Informację o zatrzymaniu prezydenta i wiceprezydenta Nowego Sącza, Ludomira Handzla i Artura Bochenka, potwierdził rzecznik koordynatora służb specjalnych Jacek Dobrzyński.
– Zostały przedstawione im powody do zatrzymania i przede wszystkim zostały podjęte inne czynności, tak zwane czynności procesowe, czyli zabezpieczenie na przykład pewnych dokumentów – mówił na konferencji prasowej Dobrzyński.
Prezydent i wiceprezydent Nowego Sącza zatrzymani. Nowe fakty ws. akcji CBA
Jak podaje Radio Eska, które jako pierwsze podało informację o zatrzymaniu Handzla i Bochenka, sprawa wiąże się prawdopodobnie ze śledztwem prowadzonym przez CBA pod nadzorem Prokuratury Europejskiej.
Istnieje podejrzenie, iż podczas jednego z przetargów doszło do nieprawidłowości. W skrócie: chodzi o przetarg na finansowane przez UE szkolenia dla uczniów i nauczycieli, który wygrać miała firma "promowana" przez Handzla. Formalnie jest to ewentualność przekroczenia uprawnień przez urzędników, być może również ujawnienie istotnych informacji jednemu z oferentów.
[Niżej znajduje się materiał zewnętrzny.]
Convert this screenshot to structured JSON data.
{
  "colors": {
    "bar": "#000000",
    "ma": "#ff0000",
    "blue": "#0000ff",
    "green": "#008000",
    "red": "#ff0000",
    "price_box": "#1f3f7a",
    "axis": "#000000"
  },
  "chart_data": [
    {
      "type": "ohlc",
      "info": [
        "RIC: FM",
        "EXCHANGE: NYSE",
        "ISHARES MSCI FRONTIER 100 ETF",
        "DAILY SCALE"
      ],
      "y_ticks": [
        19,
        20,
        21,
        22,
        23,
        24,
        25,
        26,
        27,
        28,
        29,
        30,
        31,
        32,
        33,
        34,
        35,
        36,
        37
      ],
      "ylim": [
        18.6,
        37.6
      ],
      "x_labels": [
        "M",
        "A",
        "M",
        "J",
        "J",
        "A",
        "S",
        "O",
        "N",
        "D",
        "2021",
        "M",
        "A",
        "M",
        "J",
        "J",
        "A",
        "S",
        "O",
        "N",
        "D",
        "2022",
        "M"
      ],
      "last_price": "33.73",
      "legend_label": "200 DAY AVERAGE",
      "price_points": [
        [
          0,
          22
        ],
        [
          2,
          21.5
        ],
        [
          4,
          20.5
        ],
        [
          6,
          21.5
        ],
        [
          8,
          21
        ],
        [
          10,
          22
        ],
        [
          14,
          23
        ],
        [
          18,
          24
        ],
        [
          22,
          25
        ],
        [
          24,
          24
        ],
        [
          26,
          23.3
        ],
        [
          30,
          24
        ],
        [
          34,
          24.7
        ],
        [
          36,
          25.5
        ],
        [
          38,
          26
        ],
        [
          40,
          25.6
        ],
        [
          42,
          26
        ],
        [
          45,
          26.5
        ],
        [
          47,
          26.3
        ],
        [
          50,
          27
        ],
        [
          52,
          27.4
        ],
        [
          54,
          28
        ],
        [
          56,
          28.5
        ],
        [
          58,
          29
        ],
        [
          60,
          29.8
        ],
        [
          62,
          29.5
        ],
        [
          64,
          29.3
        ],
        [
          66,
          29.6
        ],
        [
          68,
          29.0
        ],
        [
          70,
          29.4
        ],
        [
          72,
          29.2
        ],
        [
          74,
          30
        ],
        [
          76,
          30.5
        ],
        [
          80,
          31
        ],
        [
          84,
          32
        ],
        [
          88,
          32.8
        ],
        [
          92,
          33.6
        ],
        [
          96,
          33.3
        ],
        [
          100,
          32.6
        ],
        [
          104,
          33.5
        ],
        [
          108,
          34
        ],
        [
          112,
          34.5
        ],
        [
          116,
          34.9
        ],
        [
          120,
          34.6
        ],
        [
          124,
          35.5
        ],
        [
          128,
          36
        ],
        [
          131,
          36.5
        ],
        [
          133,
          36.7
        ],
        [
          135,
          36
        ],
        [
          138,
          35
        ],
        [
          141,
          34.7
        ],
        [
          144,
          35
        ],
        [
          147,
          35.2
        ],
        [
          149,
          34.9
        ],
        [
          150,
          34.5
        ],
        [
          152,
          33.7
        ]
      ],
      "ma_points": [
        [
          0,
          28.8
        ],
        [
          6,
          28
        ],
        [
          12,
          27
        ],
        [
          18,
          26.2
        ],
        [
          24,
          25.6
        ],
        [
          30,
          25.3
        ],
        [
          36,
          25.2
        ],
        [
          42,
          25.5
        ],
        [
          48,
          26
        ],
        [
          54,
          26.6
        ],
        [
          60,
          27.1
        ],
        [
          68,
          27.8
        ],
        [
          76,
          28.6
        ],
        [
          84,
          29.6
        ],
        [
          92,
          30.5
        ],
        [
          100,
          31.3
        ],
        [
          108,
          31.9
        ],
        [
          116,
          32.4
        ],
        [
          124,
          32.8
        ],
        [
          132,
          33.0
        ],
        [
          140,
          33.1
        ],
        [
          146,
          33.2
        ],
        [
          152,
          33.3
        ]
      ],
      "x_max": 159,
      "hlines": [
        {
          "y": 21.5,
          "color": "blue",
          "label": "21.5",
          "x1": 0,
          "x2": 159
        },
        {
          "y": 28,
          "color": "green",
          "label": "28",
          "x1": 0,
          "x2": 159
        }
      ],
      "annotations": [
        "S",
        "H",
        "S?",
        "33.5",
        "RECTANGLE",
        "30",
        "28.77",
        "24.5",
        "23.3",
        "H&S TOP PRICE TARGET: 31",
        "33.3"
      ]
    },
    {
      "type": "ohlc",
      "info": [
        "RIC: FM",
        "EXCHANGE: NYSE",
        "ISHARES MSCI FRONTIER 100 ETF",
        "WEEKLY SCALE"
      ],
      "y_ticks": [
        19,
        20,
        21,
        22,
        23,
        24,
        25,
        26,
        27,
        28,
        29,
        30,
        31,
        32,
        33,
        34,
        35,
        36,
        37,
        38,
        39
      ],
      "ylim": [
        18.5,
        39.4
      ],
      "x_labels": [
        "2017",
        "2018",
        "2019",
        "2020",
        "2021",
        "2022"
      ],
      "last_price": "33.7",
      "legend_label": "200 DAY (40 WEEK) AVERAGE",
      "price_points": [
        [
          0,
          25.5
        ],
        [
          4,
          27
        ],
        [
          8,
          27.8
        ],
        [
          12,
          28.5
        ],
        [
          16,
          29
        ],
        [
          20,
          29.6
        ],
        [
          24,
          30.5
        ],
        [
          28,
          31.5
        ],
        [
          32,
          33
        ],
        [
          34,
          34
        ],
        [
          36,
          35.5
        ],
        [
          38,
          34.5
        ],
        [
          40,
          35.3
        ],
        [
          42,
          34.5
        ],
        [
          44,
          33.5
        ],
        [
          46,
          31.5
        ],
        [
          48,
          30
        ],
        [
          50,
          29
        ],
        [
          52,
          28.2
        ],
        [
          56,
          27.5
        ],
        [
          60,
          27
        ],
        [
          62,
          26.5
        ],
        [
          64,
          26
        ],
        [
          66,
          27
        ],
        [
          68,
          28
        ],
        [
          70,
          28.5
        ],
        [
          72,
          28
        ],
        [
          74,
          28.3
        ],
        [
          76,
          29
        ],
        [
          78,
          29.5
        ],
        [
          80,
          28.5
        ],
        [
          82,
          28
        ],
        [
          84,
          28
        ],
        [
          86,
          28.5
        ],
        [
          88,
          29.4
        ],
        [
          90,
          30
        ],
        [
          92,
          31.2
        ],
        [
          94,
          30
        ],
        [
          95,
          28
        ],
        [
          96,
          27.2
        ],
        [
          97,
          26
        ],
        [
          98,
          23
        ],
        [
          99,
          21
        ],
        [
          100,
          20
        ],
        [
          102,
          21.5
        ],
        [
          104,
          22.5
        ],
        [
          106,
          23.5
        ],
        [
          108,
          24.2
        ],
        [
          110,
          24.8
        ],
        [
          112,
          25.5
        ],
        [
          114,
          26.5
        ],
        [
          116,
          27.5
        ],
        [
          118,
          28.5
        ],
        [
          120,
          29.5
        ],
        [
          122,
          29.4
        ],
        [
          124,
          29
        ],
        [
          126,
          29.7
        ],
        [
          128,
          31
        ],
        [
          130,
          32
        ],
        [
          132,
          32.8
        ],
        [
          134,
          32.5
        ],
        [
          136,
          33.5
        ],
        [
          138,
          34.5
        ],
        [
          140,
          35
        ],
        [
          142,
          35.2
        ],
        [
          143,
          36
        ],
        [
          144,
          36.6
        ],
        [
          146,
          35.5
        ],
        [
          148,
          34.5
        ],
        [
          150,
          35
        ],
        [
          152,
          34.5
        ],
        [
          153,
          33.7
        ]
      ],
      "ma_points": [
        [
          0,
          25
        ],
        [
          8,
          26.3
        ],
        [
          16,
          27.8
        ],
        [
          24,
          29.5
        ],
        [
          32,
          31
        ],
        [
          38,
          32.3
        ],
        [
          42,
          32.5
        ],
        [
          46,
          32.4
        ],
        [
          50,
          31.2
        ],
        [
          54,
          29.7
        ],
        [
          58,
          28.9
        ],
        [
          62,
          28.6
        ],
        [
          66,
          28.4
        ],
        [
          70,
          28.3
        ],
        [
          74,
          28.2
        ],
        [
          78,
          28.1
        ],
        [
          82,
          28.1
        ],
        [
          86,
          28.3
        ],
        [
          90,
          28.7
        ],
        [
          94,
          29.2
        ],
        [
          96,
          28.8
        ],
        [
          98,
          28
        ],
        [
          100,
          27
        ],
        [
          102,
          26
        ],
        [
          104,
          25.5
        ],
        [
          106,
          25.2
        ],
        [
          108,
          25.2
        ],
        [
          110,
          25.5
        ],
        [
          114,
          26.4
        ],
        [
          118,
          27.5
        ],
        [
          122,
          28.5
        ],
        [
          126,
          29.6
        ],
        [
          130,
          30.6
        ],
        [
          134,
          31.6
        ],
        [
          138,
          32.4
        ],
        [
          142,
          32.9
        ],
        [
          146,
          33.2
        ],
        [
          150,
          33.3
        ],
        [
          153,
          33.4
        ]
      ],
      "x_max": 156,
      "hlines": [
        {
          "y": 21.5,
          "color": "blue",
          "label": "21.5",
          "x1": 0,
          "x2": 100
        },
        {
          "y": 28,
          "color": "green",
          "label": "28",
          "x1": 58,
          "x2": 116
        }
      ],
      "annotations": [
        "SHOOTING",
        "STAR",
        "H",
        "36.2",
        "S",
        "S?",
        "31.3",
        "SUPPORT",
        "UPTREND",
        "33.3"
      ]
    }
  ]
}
Wynikłe z tego szkody są szacowane na ok. 600 tys. euro (ok. 2,5 mln zł), cały przetarg miał być wart ok. 4,5 mln złotych.
Handzel i Bochenek zatrzymani o świcie
Jak mówił Dobrzyński, prezydent i wiceprezydent miasta zostali zatrzymani ok. 6 rano w swoich mieszkaniach. Są przewożeni do katowickiej prokuratury. Co ciekawe, dwa dni temu (we wtorek 21 października), CBA zatrzymało czwórkę miejskich urzędników. Przesłuchano ich w Katowicach i zwolniono do domów.
Wtedy Handzel utyskiwał na działania służb. "Do tej pory sądziłem, iż o 6 rano wkracza się po niebezpiecznych przestępców, a nie po szeregowych urzędników. Współczucie dla rodzin ze względu na zastosowane metody" – pisał samorządowiec na Facebooku.
"Po ostatniej wizycie CBA, dokumentacja przetargu, którego dotyczyła ta wizyta, została poddana analizie – przetarg był kontrolowany również w przeszłości przez Urząd Marszałkowski. Wynik kontroli był bez uwag" – dodał wtedy.
Ludomir Handzel urodził się w 1973 r. w Nowym Sączu. Skończył stosunki międzynarodowe na Uniwersytecie Warszawskim, studiował też w Szkole Głównej Handlowej i Uniwersytecie Ekonomicznym w Krakowie. Wcześniej pracował m.in. w radzie nadzorczej Orlenu i w PKP Cargo.
Prezydentem Nowego Sącza jest od 2018 roku, pokonał wtedy Iwonę Mularczyk, żonę posła PiS Arkadiusza Mularczyka. W zeszłym roku nowosądeczanie wybrali go na drugą kadencję. Startował z własnego komitetu, w przeszłości próbował dostać się do Sejmu z list PO.